DRAMs offer a glimmer of hope, as current demand is currently in pace with supply. At the same time, pricing is also likely to rise again this year although not substantially. In July, market pricing increased higher than last month at about three to five percent, the report said.

The infographic below outlines the trends in these markets. Take a look and let us know how they compare to your experiences in the comments section below. 

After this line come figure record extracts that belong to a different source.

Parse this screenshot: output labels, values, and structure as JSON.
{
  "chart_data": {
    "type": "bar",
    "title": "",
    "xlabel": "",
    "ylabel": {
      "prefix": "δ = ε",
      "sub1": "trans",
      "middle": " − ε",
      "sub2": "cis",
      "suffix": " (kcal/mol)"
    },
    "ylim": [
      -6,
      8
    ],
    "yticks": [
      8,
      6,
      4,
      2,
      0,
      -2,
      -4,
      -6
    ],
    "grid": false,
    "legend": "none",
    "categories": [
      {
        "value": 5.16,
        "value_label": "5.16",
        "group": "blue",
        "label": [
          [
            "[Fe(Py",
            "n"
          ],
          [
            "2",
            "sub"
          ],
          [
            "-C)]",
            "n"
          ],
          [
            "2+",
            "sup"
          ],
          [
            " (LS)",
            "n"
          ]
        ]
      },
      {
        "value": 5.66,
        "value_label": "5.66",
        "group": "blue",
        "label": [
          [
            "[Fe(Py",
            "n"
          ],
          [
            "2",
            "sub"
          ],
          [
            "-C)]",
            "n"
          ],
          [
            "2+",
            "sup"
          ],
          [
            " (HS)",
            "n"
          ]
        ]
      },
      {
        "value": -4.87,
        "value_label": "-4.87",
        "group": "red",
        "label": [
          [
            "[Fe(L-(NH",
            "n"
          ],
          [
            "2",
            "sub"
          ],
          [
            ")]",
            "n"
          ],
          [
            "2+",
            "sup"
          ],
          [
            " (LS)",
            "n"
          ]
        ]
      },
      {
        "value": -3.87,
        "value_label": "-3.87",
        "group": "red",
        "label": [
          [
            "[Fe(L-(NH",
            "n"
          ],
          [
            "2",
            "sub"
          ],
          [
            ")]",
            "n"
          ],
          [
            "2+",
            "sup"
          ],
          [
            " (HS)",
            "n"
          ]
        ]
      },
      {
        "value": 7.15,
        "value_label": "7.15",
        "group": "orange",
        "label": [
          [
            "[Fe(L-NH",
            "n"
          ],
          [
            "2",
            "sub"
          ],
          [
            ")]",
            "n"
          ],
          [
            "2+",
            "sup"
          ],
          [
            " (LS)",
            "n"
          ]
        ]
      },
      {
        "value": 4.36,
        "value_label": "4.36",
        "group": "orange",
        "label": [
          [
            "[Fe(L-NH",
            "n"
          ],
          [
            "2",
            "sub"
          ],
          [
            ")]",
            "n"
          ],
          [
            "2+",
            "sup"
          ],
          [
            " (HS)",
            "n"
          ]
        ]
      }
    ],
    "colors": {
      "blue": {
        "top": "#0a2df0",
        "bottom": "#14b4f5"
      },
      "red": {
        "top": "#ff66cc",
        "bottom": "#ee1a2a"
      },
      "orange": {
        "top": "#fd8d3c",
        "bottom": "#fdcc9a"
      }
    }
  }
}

— Hailey Lynne McKeefry, Editor in Chief, EBN Circle me on Google+ Follow me on Twitter Visit my LinkedIn page Friend me on Facebook

2 comments on “Electronic Shortages Bad & Getting Worse

  1. LesBlevins
    August 24, 2018

    It appears that it may be time for backup power generation systems large and small to opt for technology that is capable of manual control as well as computer control. In many businesses, risks and costs are of paramount concern. At a hospital for example, loss of electricity can lead to loss of life. So for hospitals, reliable electricity has a very high value. That makes hospitals candidates for the installation of clean energy microgrids. That was brought home in 2013 after the terrorist attack at the Boston Marathon. Area hospitals were pushed to their limits, and that changed the perspective of many administrators. One area hospital was contemplating the installation of a CHP plant as part of a new facility. Typically, the decision to move forward with such a project would be heavily weighted on the economic benefit. But after the attack, this particular hospital “saw things in a whole different light,” said Michael Bakas, senior vice president at Ameresco. Economics were no longer the primary driving force. Instead, the first concern was the ability to act as a last line of defense for the city in a crisis. The hospital could not lose its power; it had to be able to “island” or operate independently from the surrounding grid should disaster strike. Unfortunately, that is a lesson that has been driven home several times in recent years—whether it is the Boston terrorist attack, the record flooding in Houston from Hurricane Harvey, the devastation in Florida from Hurricane Irma, the destruction of Puerto Rico's grid from Hurricane Maria, or the near shut-down of New York City from Hurricane Sandy. Hospital administrators have had ample chance to gain firsthand experience of the importance of uninterrupted electrical service.   The above is the opinion of Les Blevins, President of Advanced Alternative Energy in Lawrence Kansas

  2. Anjana
    August 25, 2018

    Electronics component shortages are now so excessive that a few oems trust their increase for 2018 will be stymied if they may be not able to get components.Among morey's customers are fundamental car organizations – a marketplace wherein demand for all things digital has exploded.   GST Registration   The car market isn't developing at unmanageable charges, whittier said, however the electronics in motors are.It's very helping post and I would like to say that your writing is so unique and useful for us.Thanks for sharing with us.